Posted February 27, 2019

A new language model developed by the non-profit artificial intelligence (AI) research organisation OpenAI is allegedly capable of generating text so convincing that its managerial staff was forced to walk back its commitment to keep the organisation’s findings available to the public (releasing only abridged version), thereby eliciting anger from some corners of the AI community.

At what point does an effective special-purpose AI become too effective? That’s something we’ll probably have to work out together. Image: steamXO via, Public Domain.

Trained on a staggering 40 gigabytes of text gleaned from the Internet, the model – called GPT-2 – can not only predict the next word of a text prompt, but also allow users to “generate realistic and coherent continuations about a topic of their choosing” without losing track of the prompt’s style or content.

OpenAI claims the model constitutes a huge improvement over its predecessor in terms of the length and coherence of the output, which is not hard to see in light of the following block of text generated by the model on the basis of the prompt, “Recycling is good for the world, no, you could not be more wrong”:

“Recycling is NOT good for the world.
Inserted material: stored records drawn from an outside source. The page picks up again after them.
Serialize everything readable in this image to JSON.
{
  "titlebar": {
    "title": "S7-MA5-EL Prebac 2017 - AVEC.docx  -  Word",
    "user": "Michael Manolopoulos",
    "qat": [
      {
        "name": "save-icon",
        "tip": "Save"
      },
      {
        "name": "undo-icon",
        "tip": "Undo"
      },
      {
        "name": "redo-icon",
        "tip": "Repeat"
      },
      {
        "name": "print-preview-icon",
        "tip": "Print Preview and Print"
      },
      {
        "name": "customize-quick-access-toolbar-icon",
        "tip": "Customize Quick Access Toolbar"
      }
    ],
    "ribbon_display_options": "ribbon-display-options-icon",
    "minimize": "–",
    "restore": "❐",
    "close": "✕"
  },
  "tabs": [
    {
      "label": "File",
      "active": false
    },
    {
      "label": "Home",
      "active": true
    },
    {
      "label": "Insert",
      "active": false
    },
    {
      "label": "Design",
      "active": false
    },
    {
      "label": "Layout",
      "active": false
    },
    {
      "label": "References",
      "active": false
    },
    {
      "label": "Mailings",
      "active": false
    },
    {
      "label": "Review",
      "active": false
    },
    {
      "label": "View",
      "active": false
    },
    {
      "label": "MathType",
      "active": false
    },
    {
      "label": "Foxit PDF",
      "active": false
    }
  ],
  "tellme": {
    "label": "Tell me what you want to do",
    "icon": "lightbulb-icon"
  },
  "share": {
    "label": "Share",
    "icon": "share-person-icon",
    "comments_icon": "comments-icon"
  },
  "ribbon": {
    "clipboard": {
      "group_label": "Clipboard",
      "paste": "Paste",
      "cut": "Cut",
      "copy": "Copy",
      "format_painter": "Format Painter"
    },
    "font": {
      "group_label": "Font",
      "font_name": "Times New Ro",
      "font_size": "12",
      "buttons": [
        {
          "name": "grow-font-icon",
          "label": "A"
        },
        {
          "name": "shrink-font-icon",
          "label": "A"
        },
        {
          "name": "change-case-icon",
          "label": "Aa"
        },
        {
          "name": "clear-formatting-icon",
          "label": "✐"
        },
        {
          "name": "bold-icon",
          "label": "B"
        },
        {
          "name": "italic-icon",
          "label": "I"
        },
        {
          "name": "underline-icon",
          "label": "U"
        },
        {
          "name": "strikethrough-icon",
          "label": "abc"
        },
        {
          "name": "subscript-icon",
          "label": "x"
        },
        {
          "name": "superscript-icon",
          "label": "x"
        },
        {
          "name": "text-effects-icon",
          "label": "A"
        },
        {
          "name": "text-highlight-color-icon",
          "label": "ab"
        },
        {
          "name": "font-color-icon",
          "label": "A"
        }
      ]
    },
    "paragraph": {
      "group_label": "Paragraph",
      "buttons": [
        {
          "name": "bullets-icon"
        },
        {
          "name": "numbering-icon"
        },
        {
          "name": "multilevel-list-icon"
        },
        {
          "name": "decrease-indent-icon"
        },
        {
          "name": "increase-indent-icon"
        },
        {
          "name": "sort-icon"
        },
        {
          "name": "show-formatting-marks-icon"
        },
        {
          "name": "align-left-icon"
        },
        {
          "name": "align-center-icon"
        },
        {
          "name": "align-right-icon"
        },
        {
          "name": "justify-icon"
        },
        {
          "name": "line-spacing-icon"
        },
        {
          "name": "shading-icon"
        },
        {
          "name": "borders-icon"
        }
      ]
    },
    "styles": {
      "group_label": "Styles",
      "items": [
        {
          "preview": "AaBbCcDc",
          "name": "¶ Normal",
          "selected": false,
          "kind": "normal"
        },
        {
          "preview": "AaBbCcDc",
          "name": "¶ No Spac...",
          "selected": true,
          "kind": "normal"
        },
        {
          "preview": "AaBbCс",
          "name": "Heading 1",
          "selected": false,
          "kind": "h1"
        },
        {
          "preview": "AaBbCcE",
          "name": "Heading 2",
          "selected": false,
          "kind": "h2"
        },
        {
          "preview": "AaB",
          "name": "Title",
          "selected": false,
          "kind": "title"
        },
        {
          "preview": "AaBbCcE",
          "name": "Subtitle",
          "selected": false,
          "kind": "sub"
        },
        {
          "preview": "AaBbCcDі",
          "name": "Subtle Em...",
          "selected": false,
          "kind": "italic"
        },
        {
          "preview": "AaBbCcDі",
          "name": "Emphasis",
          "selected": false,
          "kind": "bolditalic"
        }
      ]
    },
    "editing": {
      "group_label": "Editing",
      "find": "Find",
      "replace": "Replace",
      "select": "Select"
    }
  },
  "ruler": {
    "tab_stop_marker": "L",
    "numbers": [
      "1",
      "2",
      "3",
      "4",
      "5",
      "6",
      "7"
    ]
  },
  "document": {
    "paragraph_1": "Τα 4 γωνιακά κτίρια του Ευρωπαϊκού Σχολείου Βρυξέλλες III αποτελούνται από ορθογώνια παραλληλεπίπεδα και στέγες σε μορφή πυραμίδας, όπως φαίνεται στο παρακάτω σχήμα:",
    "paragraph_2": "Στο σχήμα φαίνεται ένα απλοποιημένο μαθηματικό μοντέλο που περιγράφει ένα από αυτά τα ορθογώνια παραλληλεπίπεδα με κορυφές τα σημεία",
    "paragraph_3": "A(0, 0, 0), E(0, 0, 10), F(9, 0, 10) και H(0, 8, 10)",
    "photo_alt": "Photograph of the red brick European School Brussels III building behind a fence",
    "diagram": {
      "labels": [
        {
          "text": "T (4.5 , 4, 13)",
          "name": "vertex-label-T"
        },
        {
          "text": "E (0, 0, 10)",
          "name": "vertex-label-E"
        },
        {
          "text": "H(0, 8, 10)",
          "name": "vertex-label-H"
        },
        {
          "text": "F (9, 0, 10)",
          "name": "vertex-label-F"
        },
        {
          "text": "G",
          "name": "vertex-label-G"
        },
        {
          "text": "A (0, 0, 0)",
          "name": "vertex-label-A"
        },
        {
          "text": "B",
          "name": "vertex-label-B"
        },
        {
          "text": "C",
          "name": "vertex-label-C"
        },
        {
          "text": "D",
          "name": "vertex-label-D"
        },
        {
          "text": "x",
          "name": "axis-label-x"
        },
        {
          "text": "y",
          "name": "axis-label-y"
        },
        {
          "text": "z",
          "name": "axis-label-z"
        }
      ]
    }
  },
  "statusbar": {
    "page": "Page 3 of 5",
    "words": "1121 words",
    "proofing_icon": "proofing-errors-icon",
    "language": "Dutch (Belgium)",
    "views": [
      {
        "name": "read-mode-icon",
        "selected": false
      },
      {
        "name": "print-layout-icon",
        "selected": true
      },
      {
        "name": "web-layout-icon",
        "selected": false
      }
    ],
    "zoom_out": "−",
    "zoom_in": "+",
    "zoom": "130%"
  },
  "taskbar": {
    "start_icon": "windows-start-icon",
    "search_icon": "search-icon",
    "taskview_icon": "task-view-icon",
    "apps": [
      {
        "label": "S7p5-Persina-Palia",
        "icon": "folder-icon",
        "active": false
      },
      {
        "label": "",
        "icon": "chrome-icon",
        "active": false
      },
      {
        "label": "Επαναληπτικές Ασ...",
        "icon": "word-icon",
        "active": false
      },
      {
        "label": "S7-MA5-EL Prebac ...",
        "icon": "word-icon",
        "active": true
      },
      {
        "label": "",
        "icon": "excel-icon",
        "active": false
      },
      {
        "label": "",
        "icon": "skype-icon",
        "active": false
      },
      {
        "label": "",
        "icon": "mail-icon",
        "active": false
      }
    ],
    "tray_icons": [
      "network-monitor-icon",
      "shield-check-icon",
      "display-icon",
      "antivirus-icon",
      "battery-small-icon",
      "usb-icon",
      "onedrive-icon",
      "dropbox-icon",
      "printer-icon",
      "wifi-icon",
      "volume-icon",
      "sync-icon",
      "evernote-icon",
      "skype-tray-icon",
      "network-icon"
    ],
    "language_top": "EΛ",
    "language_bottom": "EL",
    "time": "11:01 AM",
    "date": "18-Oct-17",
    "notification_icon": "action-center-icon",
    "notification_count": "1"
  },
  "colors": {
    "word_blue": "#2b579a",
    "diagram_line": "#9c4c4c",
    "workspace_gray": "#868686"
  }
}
It is bad for the environment, it is bad for our health, and it is bad for our economy. I’m not kidding. Recycling is not good for the environment. It is destructive to the earth and it is a major contributor to global warming. Recycling is not good for our health. It contributes to obesity and diseases like heart disease and cancer. Recycling is bad for our economy. It increases the cost of a product, and in turn, the price of everything that is made with that product. Recycling is not good for our nation. We pay a tremendous price for the privilege of having the world’s most advanced and efficient recycling system. Recycling is a huge, colossal waste of time, energy, money, and resources.”

To base its decision, the organisation cited a plethora of negative uses their model could be put to (such as generating fake news with ease or impersonating people on-line), as well as referred to its charter which notes the organisation’s expectation that “safety and security concerns” are likely to reduce “our traditional publishing in the future”.

Some commentators were incensed by the stance, while others praised the organisation for raising the bar of professional ethics in the field. Meanwhile, the organisation itself remains torn on the issue, calling for more discussion among researchers and authorities alike.

The decision is set for a revisit within six months, prior to which OpenAI urged governments to consider “expanding or commencing initiatives to more systematically monitor the societal impact and diffusion of AI technologies, and to measure the progression in the capabilities of such systems”.